И «война» началась и длилась не один месяц. Весь класс разделился на два лагеря. Наша сторона с колбасниками не здоровалась, не давала списывать и не подсказывала, и, хотя до настоящей драки не доходило, мы всячески выказывали им свое презрение и даже ненависть. В партию наших помимо Лили, ее лучшей подруги и соседки по дому Эди Марчик входили я, отличница Зоя Рубаненко, Оля Стадник, Леня Маслов, Боря Белых, Миша Бондарь, Юра Кузин, Яблоков и не помню кто еще. Среди нас были лучшие ученики, председатель совета отряда, редактор стенгазеты, знаменосец и держатели прочих высоких постов и званий. Мы даже гордились таким расслоением общества; правда, удовольствие в этом находили скорее девочки. Мальчишки не всегда помнили, кто есть кто, и колбасники из их среды иногда заговаривали с нами. Один из них, Витька Иванов, даже положил Лиле в тетрадь любовную записку, которую она нам всем прочитала вслух и на глазах у влюбленного Иванова разорвала. Записки она, впрочем, получала и от других. Колька Яблоков написал ей: «Лиля, я тебя люблю. Пойдем с тобой вечером на Ч. П.» Лиля рассмеялась: «Никуда я с тобой не собираюсь идти, но скажи, ради Бога, что такое «Ч. П.»?» Оказалось, что это Чистые пруды. Лиля любила только Леню Маслова, а он ее. Когда она болела, он вместе с Эдей даже ходил навещать ее.

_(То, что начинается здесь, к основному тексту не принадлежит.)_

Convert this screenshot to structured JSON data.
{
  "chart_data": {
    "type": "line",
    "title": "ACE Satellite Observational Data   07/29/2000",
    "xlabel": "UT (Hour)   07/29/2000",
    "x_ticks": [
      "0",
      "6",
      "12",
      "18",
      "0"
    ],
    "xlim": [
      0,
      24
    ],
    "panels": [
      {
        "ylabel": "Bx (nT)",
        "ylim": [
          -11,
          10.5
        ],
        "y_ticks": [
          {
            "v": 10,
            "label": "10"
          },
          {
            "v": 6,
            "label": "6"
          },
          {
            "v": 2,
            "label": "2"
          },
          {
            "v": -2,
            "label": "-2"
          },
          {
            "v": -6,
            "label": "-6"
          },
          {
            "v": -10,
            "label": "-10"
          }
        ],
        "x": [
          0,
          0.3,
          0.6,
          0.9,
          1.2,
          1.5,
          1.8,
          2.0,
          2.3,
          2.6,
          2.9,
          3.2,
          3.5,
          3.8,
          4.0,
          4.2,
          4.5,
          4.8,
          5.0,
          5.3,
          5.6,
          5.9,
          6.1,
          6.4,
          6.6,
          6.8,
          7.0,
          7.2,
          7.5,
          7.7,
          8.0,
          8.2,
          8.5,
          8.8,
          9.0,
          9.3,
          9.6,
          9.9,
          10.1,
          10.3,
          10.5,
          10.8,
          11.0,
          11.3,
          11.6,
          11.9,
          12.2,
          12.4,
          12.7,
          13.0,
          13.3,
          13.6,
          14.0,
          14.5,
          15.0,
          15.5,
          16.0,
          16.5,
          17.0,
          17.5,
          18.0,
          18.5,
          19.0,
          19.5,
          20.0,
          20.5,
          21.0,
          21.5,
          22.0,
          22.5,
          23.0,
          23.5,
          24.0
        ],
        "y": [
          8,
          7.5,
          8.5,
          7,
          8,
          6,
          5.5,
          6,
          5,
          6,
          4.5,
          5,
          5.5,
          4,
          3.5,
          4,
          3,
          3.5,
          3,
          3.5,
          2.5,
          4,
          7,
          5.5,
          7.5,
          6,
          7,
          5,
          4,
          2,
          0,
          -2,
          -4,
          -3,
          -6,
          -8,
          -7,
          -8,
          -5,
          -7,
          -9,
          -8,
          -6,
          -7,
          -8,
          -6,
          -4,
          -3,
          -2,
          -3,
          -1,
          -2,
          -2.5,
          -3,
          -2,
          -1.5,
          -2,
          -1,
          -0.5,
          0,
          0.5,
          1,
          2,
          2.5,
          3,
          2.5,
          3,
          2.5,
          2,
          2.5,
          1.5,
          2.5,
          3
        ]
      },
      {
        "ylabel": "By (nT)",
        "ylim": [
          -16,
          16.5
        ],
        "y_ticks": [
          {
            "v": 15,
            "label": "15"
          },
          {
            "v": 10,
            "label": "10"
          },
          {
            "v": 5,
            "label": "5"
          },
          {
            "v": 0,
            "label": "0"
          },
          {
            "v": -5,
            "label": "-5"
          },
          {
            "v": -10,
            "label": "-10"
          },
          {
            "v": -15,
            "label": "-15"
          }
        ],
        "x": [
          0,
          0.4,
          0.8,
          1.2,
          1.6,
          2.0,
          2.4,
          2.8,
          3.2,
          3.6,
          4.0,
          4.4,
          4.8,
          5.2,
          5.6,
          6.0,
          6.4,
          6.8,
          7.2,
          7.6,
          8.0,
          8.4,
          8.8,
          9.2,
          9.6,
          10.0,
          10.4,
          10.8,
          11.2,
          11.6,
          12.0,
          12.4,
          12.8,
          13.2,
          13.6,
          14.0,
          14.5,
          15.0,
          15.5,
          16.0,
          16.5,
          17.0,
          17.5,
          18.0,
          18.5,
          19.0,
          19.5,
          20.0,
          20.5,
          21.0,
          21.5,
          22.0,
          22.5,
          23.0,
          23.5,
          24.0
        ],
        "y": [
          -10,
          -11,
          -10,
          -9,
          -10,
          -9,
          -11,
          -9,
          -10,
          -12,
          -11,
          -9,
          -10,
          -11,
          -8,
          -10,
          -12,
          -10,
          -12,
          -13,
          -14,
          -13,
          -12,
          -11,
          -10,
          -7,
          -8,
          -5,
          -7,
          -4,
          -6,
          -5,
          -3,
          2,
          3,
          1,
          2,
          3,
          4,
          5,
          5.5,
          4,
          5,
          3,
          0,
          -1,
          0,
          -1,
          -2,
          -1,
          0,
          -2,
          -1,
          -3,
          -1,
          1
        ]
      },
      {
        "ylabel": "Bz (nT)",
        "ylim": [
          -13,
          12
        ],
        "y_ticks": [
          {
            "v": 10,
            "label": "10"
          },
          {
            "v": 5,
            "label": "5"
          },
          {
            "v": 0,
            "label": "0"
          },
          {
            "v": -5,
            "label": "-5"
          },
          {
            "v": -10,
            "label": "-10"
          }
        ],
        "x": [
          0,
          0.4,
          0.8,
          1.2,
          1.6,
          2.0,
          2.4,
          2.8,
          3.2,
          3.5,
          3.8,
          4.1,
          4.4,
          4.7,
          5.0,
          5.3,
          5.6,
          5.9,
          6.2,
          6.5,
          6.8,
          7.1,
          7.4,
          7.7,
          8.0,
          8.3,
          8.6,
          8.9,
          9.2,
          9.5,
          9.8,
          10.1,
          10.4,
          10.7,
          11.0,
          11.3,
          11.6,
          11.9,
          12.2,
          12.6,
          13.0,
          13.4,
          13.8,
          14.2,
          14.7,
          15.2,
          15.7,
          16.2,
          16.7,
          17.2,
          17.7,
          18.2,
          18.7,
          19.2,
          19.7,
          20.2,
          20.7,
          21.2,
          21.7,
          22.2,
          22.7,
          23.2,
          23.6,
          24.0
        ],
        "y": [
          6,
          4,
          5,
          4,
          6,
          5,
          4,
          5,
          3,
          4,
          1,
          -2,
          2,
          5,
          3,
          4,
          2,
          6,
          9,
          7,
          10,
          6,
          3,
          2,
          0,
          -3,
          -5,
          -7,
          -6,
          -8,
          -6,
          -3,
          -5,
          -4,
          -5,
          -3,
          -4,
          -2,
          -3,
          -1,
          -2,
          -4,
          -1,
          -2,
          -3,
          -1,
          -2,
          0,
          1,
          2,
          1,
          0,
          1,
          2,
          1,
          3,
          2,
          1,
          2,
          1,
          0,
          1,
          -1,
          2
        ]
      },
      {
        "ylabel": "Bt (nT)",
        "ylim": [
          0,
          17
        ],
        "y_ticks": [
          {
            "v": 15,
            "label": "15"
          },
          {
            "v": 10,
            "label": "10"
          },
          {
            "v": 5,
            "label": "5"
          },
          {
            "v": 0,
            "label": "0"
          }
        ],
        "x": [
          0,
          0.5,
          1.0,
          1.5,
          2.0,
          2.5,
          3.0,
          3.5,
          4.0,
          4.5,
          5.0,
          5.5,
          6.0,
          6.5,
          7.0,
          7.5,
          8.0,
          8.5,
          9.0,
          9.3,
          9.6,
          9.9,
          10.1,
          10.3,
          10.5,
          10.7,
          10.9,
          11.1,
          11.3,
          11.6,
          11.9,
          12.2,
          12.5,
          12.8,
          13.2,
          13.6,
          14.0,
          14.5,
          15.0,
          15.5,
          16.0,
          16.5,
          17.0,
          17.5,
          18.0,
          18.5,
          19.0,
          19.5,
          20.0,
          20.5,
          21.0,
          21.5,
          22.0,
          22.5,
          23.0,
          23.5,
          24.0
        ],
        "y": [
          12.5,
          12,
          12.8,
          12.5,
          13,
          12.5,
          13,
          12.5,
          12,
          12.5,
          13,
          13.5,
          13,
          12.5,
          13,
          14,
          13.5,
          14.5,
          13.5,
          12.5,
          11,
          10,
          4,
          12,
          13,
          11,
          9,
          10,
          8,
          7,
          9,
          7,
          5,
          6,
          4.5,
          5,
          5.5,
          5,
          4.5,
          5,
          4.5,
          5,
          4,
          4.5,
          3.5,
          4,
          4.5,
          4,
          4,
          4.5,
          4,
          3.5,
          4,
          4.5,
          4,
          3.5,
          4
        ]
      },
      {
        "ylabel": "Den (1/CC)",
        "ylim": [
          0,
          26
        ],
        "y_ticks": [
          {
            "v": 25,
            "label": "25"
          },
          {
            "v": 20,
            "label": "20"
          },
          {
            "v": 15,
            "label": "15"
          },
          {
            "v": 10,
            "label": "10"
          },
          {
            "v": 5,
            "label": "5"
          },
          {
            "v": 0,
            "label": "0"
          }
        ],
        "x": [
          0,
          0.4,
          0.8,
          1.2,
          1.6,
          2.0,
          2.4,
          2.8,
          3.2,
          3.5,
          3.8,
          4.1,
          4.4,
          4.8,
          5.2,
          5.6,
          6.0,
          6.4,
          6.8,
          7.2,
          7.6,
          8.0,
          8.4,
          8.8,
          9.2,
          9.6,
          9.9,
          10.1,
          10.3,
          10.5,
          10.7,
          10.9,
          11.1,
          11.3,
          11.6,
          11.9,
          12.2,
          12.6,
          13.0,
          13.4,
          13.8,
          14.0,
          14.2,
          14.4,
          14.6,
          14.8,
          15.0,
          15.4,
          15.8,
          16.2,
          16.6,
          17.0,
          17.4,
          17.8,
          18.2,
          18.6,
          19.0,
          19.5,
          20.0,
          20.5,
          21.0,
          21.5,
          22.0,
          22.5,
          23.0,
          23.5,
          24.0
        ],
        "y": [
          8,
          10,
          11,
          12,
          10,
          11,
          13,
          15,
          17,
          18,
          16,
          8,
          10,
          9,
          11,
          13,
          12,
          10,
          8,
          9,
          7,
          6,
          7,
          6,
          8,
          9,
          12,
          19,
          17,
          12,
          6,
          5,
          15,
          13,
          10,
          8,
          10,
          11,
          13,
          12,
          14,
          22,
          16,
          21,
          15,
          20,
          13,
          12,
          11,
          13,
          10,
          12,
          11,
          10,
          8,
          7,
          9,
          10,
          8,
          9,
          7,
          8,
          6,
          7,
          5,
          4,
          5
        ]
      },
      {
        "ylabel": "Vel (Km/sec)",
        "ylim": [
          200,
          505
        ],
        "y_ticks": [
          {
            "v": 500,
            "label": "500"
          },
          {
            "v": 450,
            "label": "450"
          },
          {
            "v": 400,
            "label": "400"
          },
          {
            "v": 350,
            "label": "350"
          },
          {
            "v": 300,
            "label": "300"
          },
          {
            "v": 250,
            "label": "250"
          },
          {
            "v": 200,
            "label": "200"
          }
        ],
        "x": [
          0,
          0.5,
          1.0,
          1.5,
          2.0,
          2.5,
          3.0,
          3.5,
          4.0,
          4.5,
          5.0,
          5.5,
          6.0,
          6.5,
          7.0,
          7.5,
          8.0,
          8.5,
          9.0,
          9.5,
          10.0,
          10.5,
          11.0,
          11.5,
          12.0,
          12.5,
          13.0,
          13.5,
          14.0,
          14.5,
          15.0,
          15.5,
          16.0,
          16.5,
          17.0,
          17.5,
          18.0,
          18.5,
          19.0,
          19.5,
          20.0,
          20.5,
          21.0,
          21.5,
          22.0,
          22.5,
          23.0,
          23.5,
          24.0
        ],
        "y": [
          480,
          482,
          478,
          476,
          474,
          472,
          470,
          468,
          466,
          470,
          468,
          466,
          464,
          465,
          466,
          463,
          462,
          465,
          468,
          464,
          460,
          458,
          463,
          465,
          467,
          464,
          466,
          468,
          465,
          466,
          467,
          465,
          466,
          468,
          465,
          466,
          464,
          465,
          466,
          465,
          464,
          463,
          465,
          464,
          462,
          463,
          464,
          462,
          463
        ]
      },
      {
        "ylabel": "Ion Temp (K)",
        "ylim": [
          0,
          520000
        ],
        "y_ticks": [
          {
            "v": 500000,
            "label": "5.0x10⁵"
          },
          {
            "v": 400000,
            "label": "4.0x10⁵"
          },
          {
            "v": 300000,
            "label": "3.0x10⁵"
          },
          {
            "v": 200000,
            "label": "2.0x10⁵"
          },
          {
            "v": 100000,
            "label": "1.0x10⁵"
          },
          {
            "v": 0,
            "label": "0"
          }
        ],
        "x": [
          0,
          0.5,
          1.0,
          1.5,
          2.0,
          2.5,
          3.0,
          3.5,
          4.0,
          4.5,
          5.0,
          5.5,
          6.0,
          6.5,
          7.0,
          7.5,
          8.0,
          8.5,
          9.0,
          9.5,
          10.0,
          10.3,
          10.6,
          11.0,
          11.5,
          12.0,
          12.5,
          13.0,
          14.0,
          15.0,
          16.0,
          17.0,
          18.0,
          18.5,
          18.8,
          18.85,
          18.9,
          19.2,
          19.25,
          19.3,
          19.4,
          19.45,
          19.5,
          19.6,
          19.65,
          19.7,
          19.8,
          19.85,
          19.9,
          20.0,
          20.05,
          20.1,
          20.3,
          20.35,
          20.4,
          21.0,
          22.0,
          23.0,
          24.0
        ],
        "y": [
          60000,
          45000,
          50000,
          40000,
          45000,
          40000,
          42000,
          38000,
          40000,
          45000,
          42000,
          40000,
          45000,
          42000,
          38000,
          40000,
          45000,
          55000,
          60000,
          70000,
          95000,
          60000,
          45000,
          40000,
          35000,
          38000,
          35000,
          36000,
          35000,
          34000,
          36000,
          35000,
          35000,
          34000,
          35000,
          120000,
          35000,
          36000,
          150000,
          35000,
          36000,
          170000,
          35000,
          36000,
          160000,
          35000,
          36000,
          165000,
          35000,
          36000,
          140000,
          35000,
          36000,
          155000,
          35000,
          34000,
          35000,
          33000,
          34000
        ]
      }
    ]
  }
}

Как мы помирились с колбасниками, я не помню – кажется, положение в классе стало известно нашей Елене (Григорьевне), и нас заставили прекратить вражду.
Лиля и я обычно приходили в школу раньше всех, когда дверь была еще заперта, тогда мы стояли и разговаривали. Чаще всего Лиля рассказывала про своего папу, которого очень любила. Он был командиром Красной армии, героем Гражданской войны; Лиля с гордостью носила вместо портфеля его планшетку, показывала, какую он ей подарил красивую ручку-самописку. Как-то она пригласила меня пойти в Сандуновские бани. Я никогда еще не бывала в бане, поэтому с удовольствием пошла. Я старалась делать все как она; помывшись, тоже завязала волосы полотенцем, и она повела меня в бассейн. Она прекрасно плавала и стала учить меня, умевшую только барахтаться по-собачьи. Потом она, к моему ужасу, нырнула на самое дно: «Встань на меня, – сказала она, – и не бойся. Посмотришь, как я долго умею не дышать». Встать на нее как следует я не смогла, вода все время подбрасывала меня кверху, а больше всего я боялась, как бы Лиля не утонула. Я совсем забыла, что она моя соперница. По дороге домой она сказала: «Эх, жаль все-таки, что мы помирились с колбасниками, как нам хорошо было без них». Тогда я впервые поинтересовалась у нее, почему, собственно, наши противники назывались колбасниками. Оказалось, что давно, еще в третьем классе, Нина Голышева, которую все недолюбливали как зубрилу и подлизу, сказала учителю, что не была накануне в школе, потому что отравилась колбасой. Вот тогда ее и дразнили какое-то время колбасницей.